There seems to be no condition equivalent to Python's selenium.webdriver.support.expected_conditions.element_to_be_clickable . However, looking at the source of this condition, I see that it performs two checks:
What element is visible.
What is it on.
So, you can wait until both conditions become true. The following code illustrates how to do this. First, it makes the element invisible and turns it off, sets some timeouts to make it visible and turns it on, and then wait for two conditions.

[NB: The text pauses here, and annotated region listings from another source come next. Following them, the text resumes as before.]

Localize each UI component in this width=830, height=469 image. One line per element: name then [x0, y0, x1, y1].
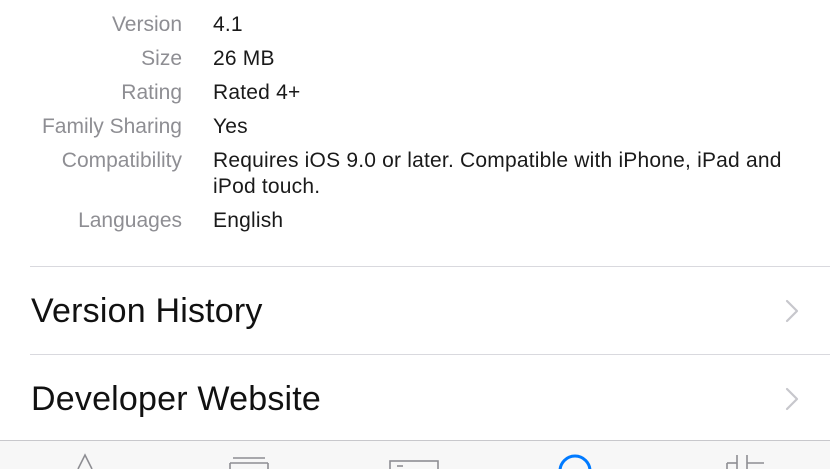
- info-label-version: Version: [111, 13, 182, 36]
- info-label-languages: Languages: [78, 209, 182, 232]
- divider: [30, 354, 830, 355]
- info-value-family-sharing: Yes: [213, 115, 248, 138]
- info-value-size: 26 MB: [213, 47, 275, 70]
- divider: [30, 266, 830, 267]
- info-label-size: Size: [141, 47, 182, 70]
- info-value-languages: English: [213, 209, 284, 232]
- chevron-right-icon: [785, 299, 799, 323]
- info-label-compatibility: Compatibility: [61, 149, 182, 172]
- info-label-rating: Rating: [121, 81, 182, 104]
- developer-website-row[interactable]: Developer Website: [0, 356, 830, 442]
- featured-icon[interactable]: [70, 451, 100, 469]
- info-value-compatibility: Requires iOS 9.0 or later. Compatible wi…: [213, 149, 782, 198]
- version-history-label: Version History: [31, 292, 263, 330]
- top-charts-icon[interactable]: [229, 451, 269, 469]
- explore-icon[interactable]: [389, 451, 439, 469]
- info-value-rating: Rated 4+: [213, 81, 301, 104]
- tab-bar: [0, 440, 830, 469]
- version-history-row[interactable]: Version History: [0, 268, 830, 354]
- info-value-version: 4.1: [213, 13, 243, 36]
- info-label-family-sharing: Family Sharing: [41, 115, 182, 138]
- search-icon[interactable]: [555, 451, 595, 469]
- developer-website-label: Developer Website: [31, 380, 322, 418]
- chevron-right-icon: [785, 387, 799, 411]
- updates-icon[interactable]: [722, 451, 768, 469]
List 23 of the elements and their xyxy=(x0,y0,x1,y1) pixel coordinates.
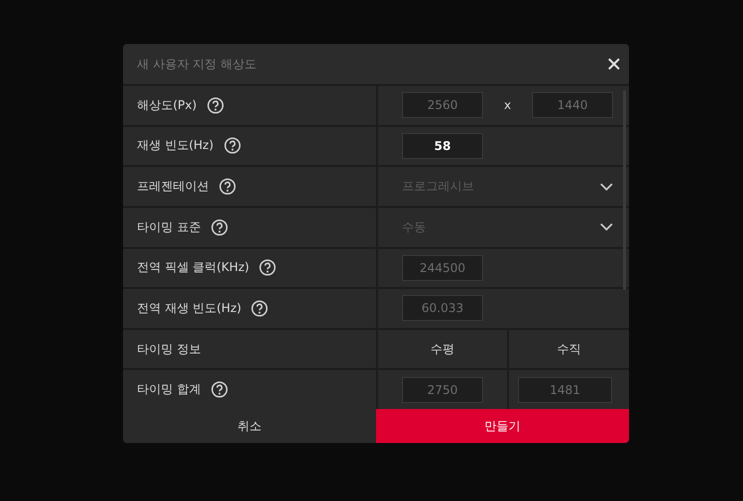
column-header: 수평 xyxy=(430,340,454,358)
close-icon[interactable] xyxy=(608,58,620,70)
chevron-down-icon xyxy=(600,182,613,191)
help-icon[interactable] xyxy=(206,96,224,114)
field-label: 타이밍 표준 xyxy=(137,218,201,236)
help-icon[interactable] xyxy=(210,381,228,398)
help-icon[interactable] xyxy=(251,300,268,317)
times-sign: x xyxy=(502,98,512,112)
field-label: 해상도(Px) xyxy=(137,96,197,114)
field-label: 전역 픽셀 클럭(KHz) xyxy=(137,259,250,276)
column-header: 수직 xyxy=(557,340,581,358)
help-icon[interactable] xyxy=(259,259,276,276)
field-label: 프레젠테이션 xyxy=(137,178,209,196)
cancel-button[interactable]: 취소 xyxy=(123,409,376,443)
field-label: 타이밍 정보 xyxy=(137,340,201,358)
field-label: 재생 빈도(Hz) xyxy=(137,137,214,154)
create-button[interactable]: 만들기 xyxy=(376,409,629,443)
chevron-down-icon xyxy=(600,223,613,232)
input-field[interactable]: 58 xyxy=(402,132,483,159)
field-label: 전역 재생 빈도(Hz) xyxy=(137,300,242,317)
dialog-title: 새 사용자 지정 해상도 xyxy=(137,56,256,72)
field-label: 타이밍 합계 xyxy=(137,381,201,398)
help-icon[interactable] xyxy=(224,137,240,154)
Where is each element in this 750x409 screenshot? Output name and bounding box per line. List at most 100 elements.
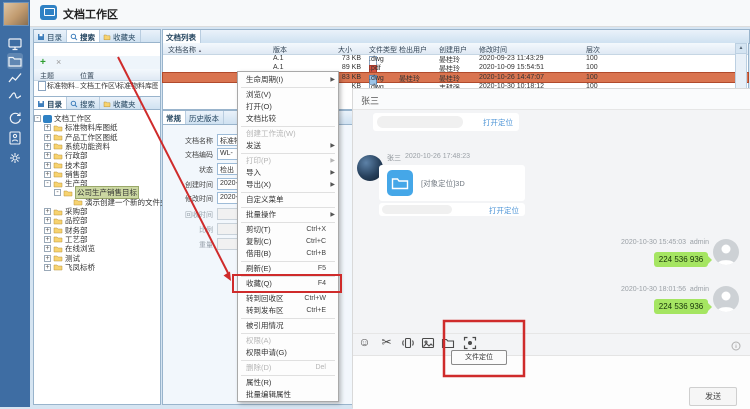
menu-separator xyxy=(241,153,335,154)
menu-separator xyxy=(241,207,335,208)
menu-separator xyxy=(241,360,335,361)
workspace-icon xyxy=(43,115,52,123)
avatar[interactable] xyxy=(3,2,29,26)
search-icon xyxy=(70,100,78,108)
add-button[interactable]: + xyxy=(40,57,46,68)
menu-item-batch-edit-props[interactable]: 批量编辑属性 xyxy=(238,389,338,401)
chat-card[interactable]: 打开定位 xyxy=(373,113,519,131)
folder-icon xyxy=(73,198,83,206)
folder-icon xyxy=(53,254,63,262)
open-locate-link[interactable]: 打开定位 xyxy=(489,205,519,216)
chat-input-area[interactable]: 发送 xyxy=(353,355,750,409)
folder-icon xyxy=(53,161,63,169)
menu-item-delete: 删除(D)Del xyxy=(238,362,338,374)
tree-item[interactable]: 演示创建一个新的文件夹 xyxy=(34,198,168,207)
menu-item-browse[interactable]: 浏览(V) xyxy=(238,89,338,101)
menu-item-borrow[interactable]: 借用(B)Ctrl+B xyxy=(238,248,338,260)
context-menu: 生命周期(I)▶ 浏览(V) 打开(O) 文档比较 创建工作流(W) 发送▶ 打… xyxy=(237,71,339,402)
menu-item-import[interactable]: 导入▶ xyxy=(238,167,338,179)
menu-item-doc-compare[interactable]: 文档比较 xyxy=(238,113,338,125)
sync-icon[interactable] xyxy=(7,110,23,126)
tab-history-versions[interactable]: 历史版本 xyxy=(186,111,224,124)
image-icon[interactable] xyxy=(420,335,435,350)
contacts-icon[interactable] xyxy=(7,130,23,146)
doclist-tabstrip: 文档列表 xyxy=(162,29,750,44)
folder-icon xyxy=(53,245,63,253)
menu-item-copy[interactable]: 复制(C)Ctrl+C xyxy=(238,236,338,248)
tab-doc-list[interactable]: 文档列表 xyxy=(163,30,201,43)
avatar[interactable] xyxy=(713,239,739,265)
folder-icon xyxy=(53,170,63,178)
table-row[interactable]: 标准物料库图纸062.dwg A.173 KB .dwg 晏桂玲 2020-09… xyxy=(163,54,748,63)
chat-card-footer[interactable]: 打开定位 xyxy=(379,203,525,216)
folder-icon xyxy=(103,33,111,41)
message-sender: 张三 xyxy=(387,153,401,163)
menu-item-custom-menu[interactable]: 自定义菜单 xyxy=(238,194,338,206)
app-sidebar xyxy=(0,0,30,407)
scroll-up-icon[interactable]: ▲ xyxy=(736,44,746,54)
tree-panel: -文档工作区 +标准物料库图纸 +产品工作区图纸 +系统功能资料 +行政部 +技… xyxy=(33,109,161,405)
settings-icon[interactable] xyxy=(7,150,23,166)
menu-item-properties[interactable]: 属性(R) xyxy=(238,377,338,389)
send-button[interactable]: 发送 xyxy=(689,387,737,406)
info-icon[interactable] xyxy=(731,341,741,351)
menu-separator xyxy=(241,375,335,376)
submenu-arrow-icon: ▶ xyxy=(330,74,335,86)
tab-general[interactable]: 常规 xyxy=(163,111,186,124)
menu-item-referenced[interactable]: 被引用情况 xyxy=(238,320,338,332)
folder-icon xyxy=(53,180,63,188)
menu-separator xyxy=(241,291,335,292)
chat-bubble[interactable]: 224 536 936 xyxy=(654,252,708,267)
menu-item-permission: 权限(A) xyxy=(238,335,338,347)
chart-icon[interactable] xyxy=(7,70,23,86)
open-locate-link[interactable]: 打开定位 xyxy=(483,117,513,128)
table-scrollbar[interactable]: ▲ xyxy=(735,43,747,91)
menu-item-to-publish[interactable]: 转到发布区Ctrl+E xyxy=(238,305,338,317)
folder-icon xyxy=(63,189,73,197)
chat-bubble[interactable]: 224 536 936 xyxy=(654,299,708,314)
menu-item-batch-ops[interactable]: 批量操作▶ xyxy=(238,209,338,221)
chat-panel: 张三 打开定位 张三 2020-10-26 17:48:23 [对象定位]3D … xyxy=(352,88,750,408)
locate-icon[interactable] xyxy=(462,335,477,350)
monitor-icon[interactable] xyxy=(7,36,23,52)
menu-item-permission-request[interactable]: 权限申请(G) xyxy=(238,347,338,359)
disk-icon xyxy=(37,33,45,41)
file-locate-tooltip: 文件定位 xyxy=(451,350,507,365)
menu-separator xyxy=(241,222,335,223)
menu-item-print: 打印(P)▶ xyxy=(238,155,338,167)
search-toolbar: + × xyxy=(34,56,160,70)
shake-icon[interactable] xyxy=(400,335,415,350)
menu-item-send[interactable]: 发送▶ xyxy=(238,140,338,152)
menu-separator xyxy=(241,87,335,88)
object-locate-label: [对象定位]3D xyxy=(421,178,465,189)
menu-item-to-recycle[interactable]: 转到回收区Ctrl+W xyxy=(238,293,338,305)
search-result-row[interactable]: 标准物料... 文档工作区\标准物料库图 xyxy=(34,80,160,90)
activity-icon[interactable] xyxy=(7,87,23,103)
menu-item-cut[interactable]: 剪切(T)Ctrl+X xyxy=(238,224,338,236)
divider xyxy=(353,333,750,334)
folder-icon xyxy=(53,263,63,271)
menu-separator xyxy=(241,318,335,319)
object-locate-card[interactable]: [对象定位]3D xyxy=(379,165,525,201)
folder-icon xyxy=(53,226,63,234)
avatar[interactable] xyxy=(713,286,739,312)
remove-button[interactable]: × xyxy=(56,57,61,67)
scissors-icon[interactable]: ✂ xyxy=(379,335,394,350)
folder-icon[interactable] xyxy=(440,335,455,350)
menu-item-open[interactable]: 打开(O) xyxy=(238,101,338,113)
emoji-icon[interactable]: ☺ xyxy=(357,335,372,350)
menu-item-favorite[interactable]: 收藏(Q)F4 xyxy=(238,278,338,290)
tree-item[interactable]: +飞凤标桥 xyxy=(34,263,95,272)
folder-icon[interactable] xyxy=(7,53,23,69)
menu-item-refresh[interactable]: 刷新(E)F5 xyxy=(238,263,338,275)
folder-icon xyxy=(53,124,63,132)
search-panel: + × 主题 位置 标准物料... 文档工作区\标准物料库图 xyxy=(33,42,161,97)
menu-item-create-workflow: 创建工作流(W) xyxy=(238,128,338,140)
menu-separator xyxy=(241,192,335,193)
folder-icon xyxy=(103,100,111,108)
menu-item-export[interactable]: 导出(X)▶ xyxy=(238,179,338,191)
submenu-arrow-icon: ▶ xyxy=(330,209,335,221)
submenu-arrow-icon: ▶ xyxy=(330,179,335,191)
menu-item-lifecycle[interactable]: 生命周期(I)▶ xyxy=(238,74,338,86)
sent-meta: 2020-10-30 15:45:03 admin xyxy=(621,239,709,246)
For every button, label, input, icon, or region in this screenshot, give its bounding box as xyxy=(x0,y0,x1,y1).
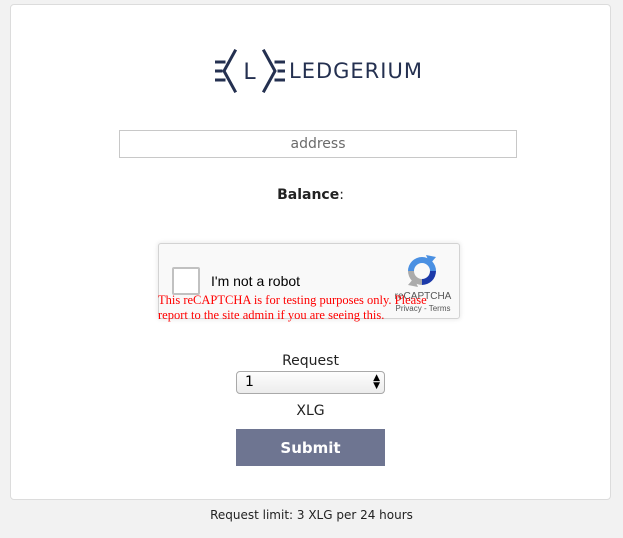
address-input[interactable] xyxy=(119,130,517,158)
request-amount-select[interactable]: 1 ▲ ▼ xyxy=(236,371,385,394)
select-arrows-icon: ▲ ▼ xyxy=(373,373,380,391)
request-amount-value: 1 xyxy=(245,374,254,390)
balance-colon: : xyxy=(339,187,344,203)
request-limit-note: Request limit: 3 XLG per 24 hours xyxy=(210,508,413,522)
svg-text:L: L xyxy=(243,60,256,85)
request-label: Request xyxy=(282,353,339,369)
ledgerium-logo-icon: L xyxy=(215,49,285,93)
recaptcha-checkbox[interactable] xyxy=(172,267,200,295)
balance-line: Balance: xyxy=(11,187,610,203)
logo-text: LEDGERIUM xyxy=(289,59,423,83)
recaptcha-test-warning: This reCAPTCHA is for testing purposes o… xyxy=(158,293,427,322)
submit-button[interactable]: Submit xyxy=(236,429,385,466)
recaptcha-logo-icon xyxy=(408,255,436,287)
unit-label: XLG xyxy=(296,403,325,419)
ledgerium-logo: L LEDGERIUM xyxy=(215,49,427,93)
balance-label: Balance xyxy=(277,187,340,203)
recaptcha-label: I'm not a robot xyxy=(211,273,301,289)
faucet-card: L LEDGERIUM Balance: I'm not a robot reC… xyxy=(10,4,611,500)
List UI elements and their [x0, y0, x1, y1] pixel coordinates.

var webdriver = require('selenium-webdriver'); var driver = new webdriver.Builder(). withCapabilities(webdriver.Capabilities.chrome()). build(); driver.get('http://www.google.com'); // This script allows testing the wait. We make the element invisible // and disable it and then set timeouts to make it visible and enabled. driver.executeScript("\ var q = document.getElementsByName('q')[0];\ q.style.display = 'none';\ q.disabled = true;\ setTimeout(function () {\ q.style.display = '';\ }, 2000);\ setTimeout(function () {\ q.disabled = false;\ }, 3000);\ "); driver.findElement(webdriver.By.name('q')).then(function (element) { driver.wait(function () { return element.isDisplayed().then(function (displayed) { if (!displayed) return false; return element.isEnabled(); }); }); element.sendKeys('webdriver'); }); driver.findElement(webdriver.By.name('btnG')).click(); driver.wait(function() { return driver.getTitle().then(function(title) { return title === 'webdriver - Google Search'; }); }, 1000); driver.quit();
The code may look a little strange due to the fact that we work with promises. Not that promises were weird in nature, but they were used to being used to working with Python.